Monday 6 May 2013

Time is not linear


It comes and it goes.  Water travels upward, I have traced its meandering ascent with my finger. I have been upon a journey of great distance and yet, have moved so very little. Time, I have discovered is not linear, does not follow the rules expected, rules learnt from books.

Symmetry, reality, love, are obscured concepts soaring unhinged from your own mentality. Gravity has had its wicked way with me, then unleashed me form its tormented grasp. Fingers unfurling to reveal the presence of light within its palm. My milk sickly sweet, turned in the heat of self-reflection, the masts of ships coming toward the harbour wavered in the rising heat. My body was burning.

Metamorphosis, transmigration, call it what you will.
This is the final voyage, and the very first. Time is not linear.

My arms will feel unbearably empty without you clasped in them; the rhythm of the world is now dictated by the turning of the axis. I shall inhale your last breathe before me and hold it tender in the darkest corner of my lungs. Breathing then, from here until our future selves convene, only shallowly.  This is a lie and then it is not. For I see the frown burrowing across your brow being sown with seeds of displeasure. It is only you I hold internally, the demons have long since dispersed. My own self-administered antibiotic holds back infection. Yes, I will always be a carrier of disease, but this is the beauty of acceptance. I have laid down the cosmic burden, Zeus holds no favour or power in the court of my biology. Matter or maker I cannot say, he is dead and this all we need know of him.

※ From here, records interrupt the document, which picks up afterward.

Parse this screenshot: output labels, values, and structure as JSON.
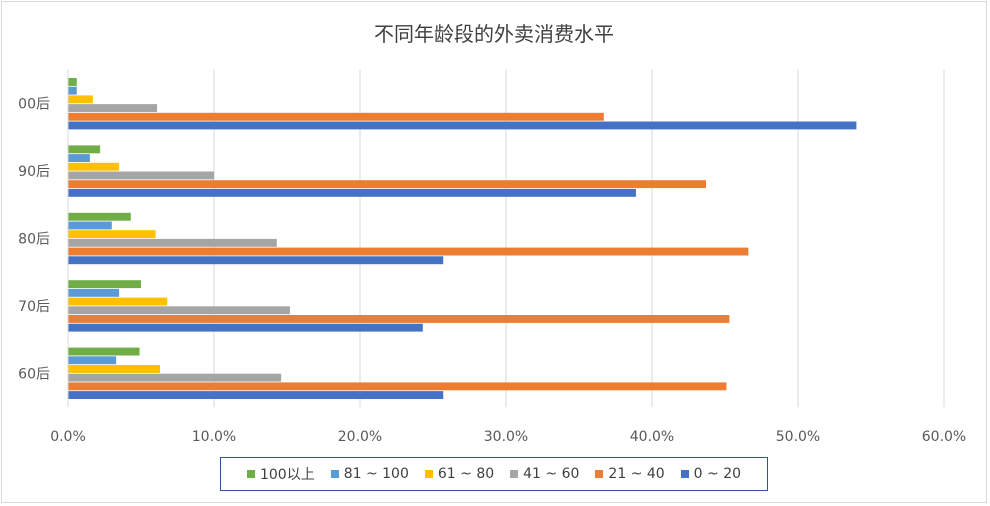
{
  "chart_data": {
    "type": "bar",
    "orientation": "horizontal",
    "title": "不同年龄段的外卖消费水平",
    "categories": [
      "60后",
      "70后",
      "80后",
      "90后",
      "00后"
    ],
    "series": [
      {
        "name": "0 ~ 20",
        "color": "#4472c4",
        "values": [
          25.7,
          24.3,
          25.7,
          38.9,
          54.0
        ]
      },
      {
        "name": "21 ~ 40",
        "color": "#ed7d31",
        "values": [
          45.1,
          45.3,
          46.6,
          43.7,
          36.7
        ]
      },
      {
        "name": "41 ~ 60",
        "color": "#a5a5a5",
        "values": [
          14.6,
          15.2,
          14.3,
          10.0,
          6.1
        ]
      },
      {
        "name": "61 ~ 80",
        "color": "#ffc000",
        "values": [
          6.3,
          6.8,
          6.0,
          3.5,
          1.7
        ]
      },
      {
        "name": "81 ~ 100",
        "color": "#5b9bd5",
        "values": [
          3.3,
          3.5,
          3.0,
          1.5,
          0.6
        ]
      },
      {
        "name": "100以上",
        "color": "#70ad47",
        "values": [
          4.9,
          5.0,
          4.3,
          2.2,
          0.6
        ]
      }
    ],
    "xlim": [
      0,
      60
    ],
    "xticks": [
      "0.0%",
      "10.0%",
      "20.0%",
      "30.0%",
      "40.0%",
      "50.0%",
      "60.0%"
    ],
    "grid": true,
    "legend_position": "bottom",
    "legend_order": [
      "100以上",
      "81 ~ 100",
      "61 ~ 80",
      "41 ~ 60",
      "21 ~ 40",
      "0 ~ 20"
    ]
  }
}
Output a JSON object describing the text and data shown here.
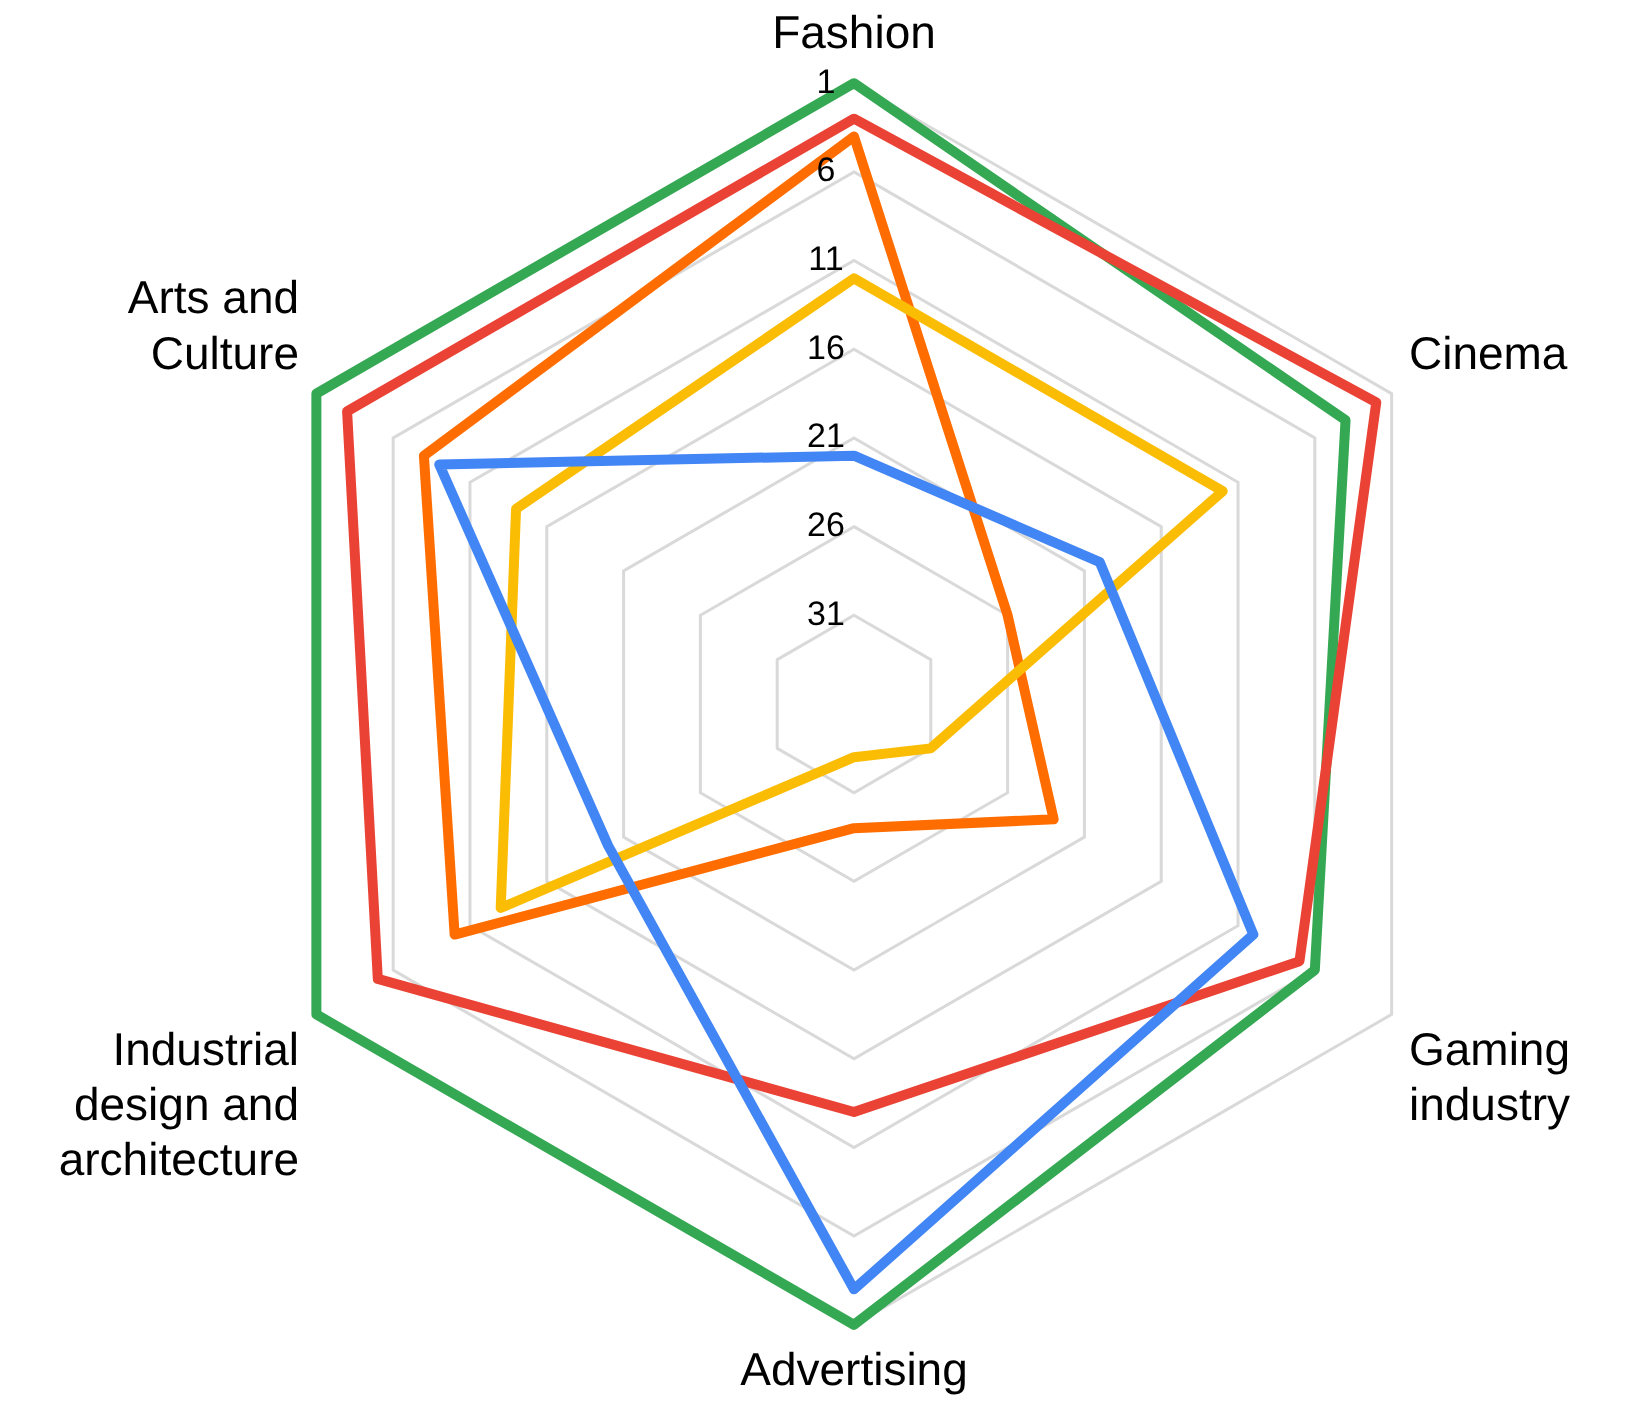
{
  "chart_data": {
    "type": "radar",
    "categories": [
      "Fashion",
      "Cinema",
      "Gaming industry",
      "Advertising",
      "Industrial design and architecture",
      "Arts and Culture"
    ],
    "series": [
      {
        "color": "#4285f4",
        "values": [
          22,
          20,
          10,
          3,
          20,
          9
        ]
      },
      {
        "color": "#fbbc04",
        "values": [
          12,
          12,
          31,
          33,
          13,
          14
        ]
      },
      {
        "color": "#ff6d01",
        "values": [
          4,
          26,
          23,
          29,
          10,
          8
        ]
      },
      {
        "color": "#ea4335",
        "values": [
          3,
          2,
          7,
          13,
          5,
          3
        ]
      },
      {
        "color": "#34a853",
        "values": [
          1,
          4,
          6,
          1,
          1,
          1
        ]
      }
    ],
    "ylim": [
      36,
      1
    ],
    "yticks": [
      1,
      6,
      11,
      16,
      21,
      26,
      31
    ],
    "grid": true,
    "legend": false,
    "marker": "none",
    "line_style": "solid"
  }
}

Even God’s fall from heaven to lay upon a pyre, dried leaves a death bed.

There is sunlight cascading down upon my flesh no matter the time of day, it slips through drawn curtains in the thick dead of night to touch me. This is my destiny. We have foretold it in this very room.  Now let our prophecy live beyond the stars, reaching down to the folds of fields and woods, across the lake I see from my bedroom window. My future sleeps deeply next to me when I wake, dreaming, delirious with a hunger I cannot abate but feed willingly. The past and present rests her reddened head across the way, singing her songs of learning as her eyes heavy with sleep open to take in the light of another day. As the night descends she counts the stars upon the darkened ceiling of her world. Points with growing fingers to her own constellation.

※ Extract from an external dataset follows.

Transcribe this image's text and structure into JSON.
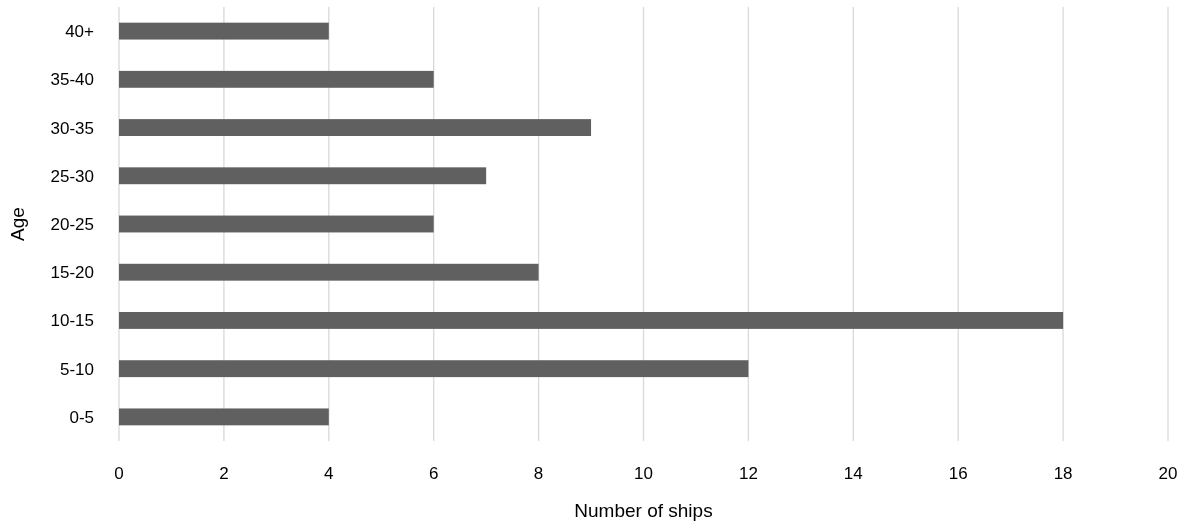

Cherry blossom lines the path to be travelled, walked bare footed, for it is the only way to know the ground with certainty. My body changes with the mastering of knowing where to step and where to stand. I have grown, fallen back to infancy and grown again. Womanhood, clings to my bones with its curve and lunar effusion.  Fear of death does not haunt my womb, unseeded, it is the way.  Acceptance rests easily upon the device of my passion. Yes I can plot across my body the written declarations of  independence, signed, woven with sealing wax and plasma. Kiss me, not as a lover but as a giver of life, we are two souls entwined. Taste the freedom that spills as the dawn crests upon the shimmering water. I shall continue to sail, to plot out time and freedom but no longer with bailing bucket.

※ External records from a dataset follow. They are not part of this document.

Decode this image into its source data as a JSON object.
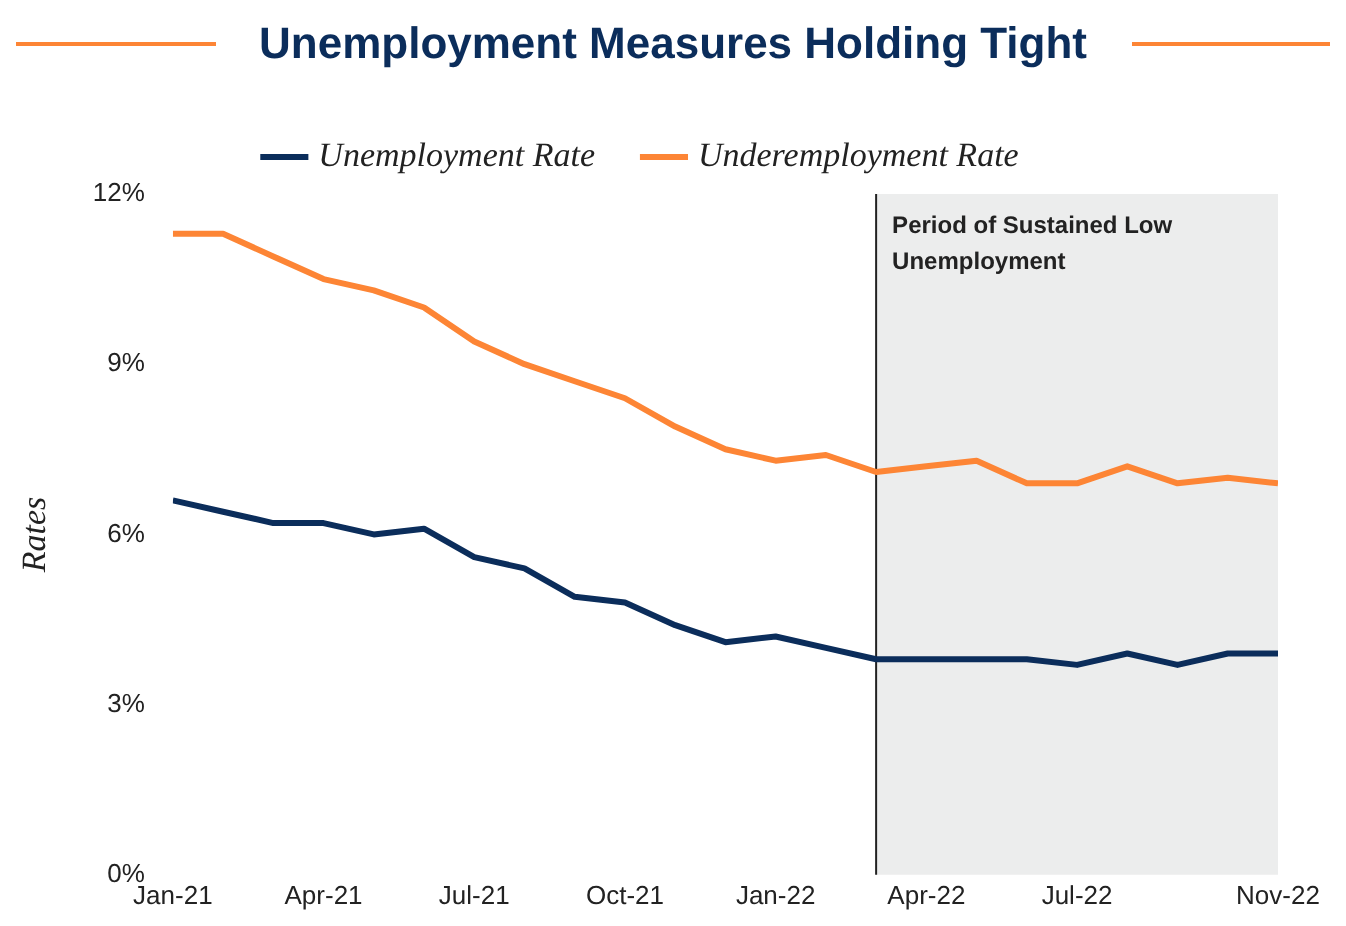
{
  "chart_data": {
    "type": "line",
    "title": "Unemployment Measures Holding Tight",
    "ylabel": "Rates",
    "x": [
      "2021-01",
      "2021-02",
      "2021-03",
      "2021-04",
      "2021-05",
      "2021-06",
      "2021-07",
      "2021-08",
      "2021-09",
      "2021-10",
      "2021-11",
      "2021-12",
      "2022-01",
      "2022-02",
      "2022-03",
      "2022-04",
      "2022-05",
      "2022-06",
      "2022-07",
      "2022-08",
      "2022-09",
      "2022-10",
      "2022-11"
    ],
    "series": [
      {
        "name": "Unemployment Rate",
        "color": "#0b2d5b",
        "values": [
          6.6,
          6.4,
          6.2,
          6.2,
          6.0,
          6.1,
          5.6,
          5.4,
          4.9,
          4.8,
          4.4,
          4.1,
          4.2,
          4.0,
          3.8,
          3.8,
          3.8,
          3.8,
          3.7,
          3.9,
          3.7,
          3.9,
          3.9
        ]
      },
      {
        "name": "Underemployment Rate",
        "color": "#fd8535",
        "values": [
          11.3,
          11.3,
          10.9,
          10.5,
          10.3,
          10.0,
          9.4,
          9.0,
          8.7,
          8.4,
          7.9,
          7.5,
          7.3,
          7.4,
          7.1,
          7.2,
          7.3,
          6.9,
          6.9,
          7.2,
          6.9,
          7.0,
          6.9
        ]
      }
    ],
    "xlim": [
      "2021-01",
      "2022-11"
    ],
    "xticks": [
      {
        "value": "2021-01",
        "label": "Jan-21"
      },
      {
        "value": "2021-04",
        "label": "Apr-21"
      },
      {
        "value": "2021-07",
        "label": "Jul-21"
      },
      {
        "value": "2021-10",
        "label": "Oct-21"
      },
      {
        "value": "2022-01",
        "label": "Jan-22"
      },
      {
        "value": "2022-04",
        "label": "Apr-22"
      },
      {
        "value": "2022-07",
        "label": "Jul-22"
      },
      {
        "value": "2022-11",
        "label": "Nov-22"
      }
    ],
    "ylim": [
      0,
      12
    ],
    "yticks": [
      {
        "value": 0,
        "label": "0%"
      },
      {
        "value": 3,
        "label": "3%"
      },
      {
        "value": 6,
        "label": "6%"
      },
      {
        "value": 9,
        "label": "9%"
      },
      {
        "value": 12,
        "label": "12%"
      }
    ],
    "bands": [
      {
        "axis": "x",
        "from": "2022-03",
        "to": "2022-11",
        "label": "Period of Sustained Low Unemployment",
        "color": "#eceded"
      }
    ],
    "ref_lines": [
      {
        "axis": "x",
        "value": "2022-03",
        "color": "#222222"
      }
    ],
    "grid": false,
    "legend": "top",
    "marker": "none",
    "line_style": "solid"
  }
}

My body has learnt to leave itself ashore as I depart upon my explorations, to remain anchored, as my foothold to this life. I have stopped feeding myself the lies, they hold no nutritional value. I have laid down my weapon of brutality. Come, call me with your ragged sails and compass, come and sing me to the sea. We shall navigate together, equally over the great vastness of life. . Yes, time is not linear but this is our truth.